154 days ago246 views

Out of all the schools in Utah, Beacon Heights Elementary was chosen for a singular privilege this holiday season.

The two sixth-grade classes at the school spent a month during the fall creating original ornaments that now adorn the Utah tree, which is part of the National Christmas Tree Display in President’s Park, Washington, D.C. The entire display will stay up through the end of December and features one tree for every state and territory of the U.S. -- each decorated by a local school -- planted around the National Tree.

“Having their work be the only one to represent Utah was a unique opportunity for them, and they were really excited about it,” Beacon Heights art specialist Donna Pence said.

Each of the school’s ornaments represent the work of four students. Under Pence’s direction, every student in the sixth grade made a water color painting of either a desert or city scene to represent Southern and Northern Utah. Each student also wrote a related haiku poem in class with his or her regular teacher. The finished ornaments combined these starter elements, with a desert painting on one side and a city on the other, and a haiku on both sides -- each taken from a different student -- and all encased in a plastic ball.

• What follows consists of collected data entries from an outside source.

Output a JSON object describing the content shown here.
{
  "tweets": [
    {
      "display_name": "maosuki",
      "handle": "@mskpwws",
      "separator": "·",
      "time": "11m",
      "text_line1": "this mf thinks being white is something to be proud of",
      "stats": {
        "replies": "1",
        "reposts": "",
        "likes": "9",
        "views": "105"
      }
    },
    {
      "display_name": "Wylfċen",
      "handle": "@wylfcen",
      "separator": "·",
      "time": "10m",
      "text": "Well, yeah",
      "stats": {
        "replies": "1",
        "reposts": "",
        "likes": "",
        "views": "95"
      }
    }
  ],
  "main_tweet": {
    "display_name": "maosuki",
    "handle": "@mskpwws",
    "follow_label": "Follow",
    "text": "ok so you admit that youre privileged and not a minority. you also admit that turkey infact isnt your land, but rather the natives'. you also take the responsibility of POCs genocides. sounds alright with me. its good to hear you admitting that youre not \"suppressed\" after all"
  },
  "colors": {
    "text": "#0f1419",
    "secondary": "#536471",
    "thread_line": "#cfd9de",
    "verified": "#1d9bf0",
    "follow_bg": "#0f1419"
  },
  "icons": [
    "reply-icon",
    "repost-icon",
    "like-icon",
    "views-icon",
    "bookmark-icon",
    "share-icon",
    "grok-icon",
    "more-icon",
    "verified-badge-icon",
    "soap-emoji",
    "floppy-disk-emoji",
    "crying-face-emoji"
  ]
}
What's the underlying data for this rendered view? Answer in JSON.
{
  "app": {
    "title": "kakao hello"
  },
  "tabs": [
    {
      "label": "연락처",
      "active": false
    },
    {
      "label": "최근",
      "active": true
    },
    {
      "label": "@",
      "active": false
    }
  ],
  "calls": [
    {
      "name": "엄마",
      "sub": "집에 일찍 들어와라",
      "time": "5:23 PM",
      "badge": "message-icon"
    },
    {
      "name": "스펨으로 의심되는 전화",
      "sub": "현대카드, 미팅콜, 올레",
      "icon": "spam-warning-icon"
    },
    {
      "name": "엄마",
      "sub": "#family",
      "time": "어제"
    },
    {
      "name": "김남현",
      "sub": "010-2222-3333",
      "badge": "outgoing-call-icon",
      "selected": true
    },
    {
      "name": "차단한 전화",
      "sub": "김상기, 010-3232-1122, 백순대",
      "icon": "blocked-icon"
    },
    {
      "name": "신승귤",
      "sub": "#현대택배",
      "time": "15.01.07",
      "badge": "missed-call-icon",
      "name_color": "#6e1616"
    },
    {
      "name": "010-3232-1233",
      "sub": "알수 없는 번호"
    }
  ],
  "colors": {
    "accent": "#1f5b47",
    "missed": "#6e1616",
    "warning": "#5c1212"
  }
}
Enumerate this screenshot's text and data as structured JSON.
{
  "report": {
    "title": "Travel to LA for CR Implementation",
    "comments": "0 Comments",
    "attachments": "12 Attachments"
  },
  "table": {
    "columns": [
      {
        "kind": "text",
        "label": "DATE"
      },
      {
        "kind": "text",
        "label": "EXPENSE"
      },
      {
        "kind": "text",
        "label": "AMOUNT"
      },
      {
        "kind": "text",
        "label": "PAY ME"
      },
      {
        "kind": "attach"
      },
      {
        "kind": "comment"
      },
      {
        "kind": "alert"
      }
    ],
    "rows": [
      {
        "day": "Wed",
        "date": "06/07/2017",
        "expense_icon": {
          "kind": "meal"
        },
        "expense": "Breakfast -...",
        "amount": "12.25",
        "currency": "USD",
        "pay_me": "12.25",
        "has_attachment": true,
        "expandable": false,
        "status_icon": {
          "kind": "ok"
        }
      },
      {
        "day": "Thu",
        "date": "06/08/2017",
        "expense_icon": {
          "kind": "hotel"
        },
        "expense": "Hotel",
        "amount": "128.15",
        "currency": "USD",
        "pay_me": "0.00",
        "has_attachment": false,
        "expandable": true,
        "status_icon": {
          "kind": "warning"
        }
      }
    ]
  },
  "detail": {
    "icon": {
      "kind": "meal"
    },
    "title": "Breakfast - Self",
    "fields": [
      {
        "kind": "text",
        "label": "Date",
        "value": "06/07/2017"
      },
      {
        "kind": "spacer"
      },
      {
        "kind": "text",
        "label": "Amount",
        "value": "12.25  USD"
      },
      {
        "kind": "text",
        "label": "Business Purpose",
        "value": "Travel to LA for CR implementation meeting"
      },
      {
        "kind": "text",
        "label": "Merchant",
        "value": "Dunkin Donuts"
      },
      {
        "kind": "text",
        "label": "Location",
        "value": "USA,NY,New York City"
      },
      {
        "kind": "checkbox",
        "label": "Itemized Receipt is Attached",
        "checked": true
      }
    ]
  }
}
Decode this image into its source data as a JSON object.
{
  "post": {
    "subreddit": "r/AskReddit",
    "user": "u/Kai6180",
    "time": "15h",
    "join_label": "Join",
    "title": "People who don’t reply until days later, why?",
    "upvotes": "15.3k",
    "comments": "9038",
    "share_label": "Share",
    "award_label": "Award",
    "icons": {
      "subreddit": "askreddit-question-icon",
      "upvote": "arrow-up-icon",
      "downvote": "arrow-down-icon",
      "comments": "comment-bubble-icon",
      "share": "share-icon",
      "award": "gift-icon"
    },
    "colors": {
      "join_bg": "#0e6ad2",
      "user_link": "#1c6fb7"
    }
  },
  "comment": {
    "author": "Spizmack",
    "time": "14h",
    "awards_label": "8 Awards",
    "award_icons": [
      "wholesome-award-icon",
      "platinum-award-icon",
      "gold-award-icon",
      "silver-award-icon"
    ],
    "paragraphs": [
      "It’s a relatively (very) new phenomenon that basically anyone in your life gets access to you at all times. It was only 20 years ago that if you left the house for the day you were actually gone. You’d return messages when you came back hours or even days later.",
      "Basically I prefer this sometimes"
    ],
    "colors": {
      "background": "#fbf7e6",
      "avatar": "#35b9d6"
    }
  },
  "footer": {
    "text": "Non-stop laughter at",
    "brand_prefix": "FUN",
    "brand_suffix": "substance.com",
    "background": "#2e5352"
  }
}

“We’re really excited that our ornaments got sent to Washington,” student Ada Toydemir said. Knowing that kind of makes up for the fact that he and his classmates will not get their ornaments back, he added.

“I’m happy because the people in Washington get to see our artwork,” student Hunter Hallstrom said.

The National Christmas Tree Display is an old tradition, started when President Calvin Coolidge lit one tree in 1923. Since then, it has grown into a month-long event with dozens of trees and national participation.

Beacon Heights was chosen to participate out of all of Utah’s schools partly because of its involvement with the Beverley Taylor Sorenson arts program, which has done wonders for arts education in Utah, Pence said.

“They felt that deserved some recognition nationally,” she said.

The Sorenson program not only puts art specialists of various disciplines in elementary schools where they would not likely be found otherwise, it has the specialists work side-by-side with the schools’ classroom teachers. Students learn their regular academic subjects with the classroom teachers, and then those ideas are reinforced by the arts specialists with related projects.

For the ornaments, it was the students’ language arts that benefitted from matching up the haikus with the watercolor paintings, Pence said.

Pence herself also had the opportunity to make an ornament of her own, which is displayed on the White House Visitor Center tree with those of the art teachers from all the other participating schools.